Die Halle der Erkenntnis oder des Sichvertiefens war von schwindelhafter Höhe und erzeugte im Eintretenden sofort den Begriff eigener Nichtigkeit. Alle Pfeiler stellten Frauenleiber dar, die ausgebreiteten Arme zu einer Kette geschlossen und den Kreislauf des Seins andeutend. Die meisten Gesichter waren wie in Leid gesenkt, nur wenige wie in Freude oder richtiger in Erwartung erhoben.
Über dem Eingang des unteren Endes und über blauem Feld mit Sonne, Mond und Sternen kreuzten zwei Riesenfiguren die Arme: das Sinnbild des Sonnenjahres, doch auch die aufsteigenden und absteigenden Jahreszeiten, das Gesetz des Sterbens und Wiedergeborenwerdens anzeigend.
»Warum gleicht der Mond auf diesem Bilde nicht einer Schale, die sich langsam füllt?« fragte das junge Mädchen schüchtern.
»Weil der Mond im Norden der Erde senkrecht steht, nicht waagerecht, wie bei uns um den Erdgürtel. Aus dem Norden jedoch kommt alles Helle und Reine, und damit soll ausgedrückt werden, daß wir aus dem Norden, das heißt aus dem Lichte kommen, Lichtträger sind, Ausstrahlungen Gottes, in das Dunkel des Stoffes steigend, um ihn allmählich zu vergeistigen. Das Stoffliche trübt das Helle und Reine, verdunkelt es, lähmt das Beschwingte, deshalb sagt man in unseren Überlieferungen, daß der Schleier der Unwissenheit sich um unsere Seelen legte, als wir abstiegen zu stofflichem Erfahren …«
»Deshalb trägt die Gestalt zwischen den gefiederten Schlangen ein verhülltes Gesicht …«
»Mit dem Dreizack darüber, weil über der Vierheit des Begrenzten die Dreiheit des Geistes steht und der gefangene Geist zurückstrebt zu seinem Ausgangspunkt – zum Licht. Du siehst in dieser Gestalt indessen auch eine Anspielung auf unser goldenes Zeitalter: das der zwei Schlangen.«
»Und an die Zweifachheit unserer Erscheinungswelt …«
»Richtig. Überhaupt, o meine Tochter, hat jedes Sinnbild viele Bedeutungen. Zahlen und Zeichen sind immer begrenzt, doch tiefste Weisheit bleibt unerschöpflich. Selbst wenn deine längst dem Zwange der Wiedergeburten befreite Seele von Erfahren zu Erfahren durch den Weltraum fliegt und Erleuchtung sich siegreich an Erleuchtung reiht, bleibt immer noch eine Welt des Unerforschlichen dahinter …«
Sie lauschte entzückt. Es war wie ein Erinnern an oft Gehörtes, wie eine lang vergessene Melodie, die neuerdings bezaubernd an das Ohr schlug, das unbewußt darauf gewartet hatte.

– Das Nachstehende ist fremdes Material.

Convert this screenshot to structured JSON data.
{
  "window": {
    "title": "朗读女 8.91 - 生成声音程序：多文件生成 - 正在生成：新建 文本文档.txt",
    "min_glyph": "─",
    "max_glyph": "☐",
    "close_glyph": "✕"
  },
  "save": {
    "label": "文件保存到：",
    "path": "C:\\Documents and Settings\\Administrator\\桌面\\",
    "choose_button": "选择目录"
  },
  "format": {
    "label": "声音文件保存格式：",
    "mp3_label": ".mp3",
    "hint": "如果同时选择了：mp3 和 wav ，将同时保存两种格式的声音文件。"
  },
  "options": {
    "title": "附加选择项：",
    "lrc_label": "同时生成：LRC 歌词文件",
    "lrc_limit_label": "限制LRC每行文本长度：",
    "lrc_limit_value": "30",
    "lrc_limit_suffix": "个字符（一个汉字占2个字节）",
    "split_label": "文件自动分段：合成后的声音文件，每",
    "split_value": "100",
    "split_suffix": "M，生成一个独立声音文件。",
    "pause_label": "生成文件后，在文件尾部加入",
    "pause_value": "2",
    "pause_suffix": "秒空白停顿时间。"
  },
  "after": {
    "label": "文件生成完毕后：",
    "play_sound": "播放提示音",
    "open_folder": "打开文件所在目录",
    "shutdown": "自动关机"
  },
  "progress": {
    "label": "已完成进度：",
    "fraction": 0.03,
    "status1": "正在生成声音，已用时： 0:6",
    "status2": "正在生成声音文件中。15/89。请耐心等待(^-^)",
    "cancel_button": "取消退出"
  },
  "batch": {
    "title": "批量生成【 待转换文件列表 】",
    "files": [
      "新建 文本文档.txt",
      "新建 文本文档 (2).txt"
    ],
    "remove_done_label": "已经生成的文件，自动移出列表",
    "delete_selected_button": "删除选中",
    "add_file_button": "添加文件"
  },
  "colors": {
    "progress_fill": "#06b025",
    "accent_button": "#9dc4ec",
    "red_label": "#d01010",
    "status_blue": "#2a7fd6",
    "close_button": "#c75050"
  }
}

»Nimm den Dreizack«, fuhr der König sinnend fort, »er ist das Sinnbild der drei Seelenkräfte im Menschen: des Denkens, Fühlens und Wollens. Er deutet die dreifache Gliederung: Stoff, Kraft und Zeit, an, erinnert uns an Körper, Seele und Geist und hat viele Bedeutungen neben den genannten. Ebenso tief ist die Bedeutung der Sieben. Schau dahin! An der Riesengestalt schweben sieben Vögel nieder. Weißt du, was damit gesagt werden soll?«
»Sie deuten«, begann Isolanthis zögernd, »mit bezug auf das Weltall die sieben Wandelsterne, mit Hinsicht auf den Menschen die sieben Seelenteile an, und bedeuten, geistig aufgefaßt, die sieben Ausstrahlungen Gottes …«
»Kannst du sie nennen?«
»Weisheit, Wissen, Kraft, Wille, Liebe, Wahrheit …«
Der König unterbrach sie mit einer Handbewegung.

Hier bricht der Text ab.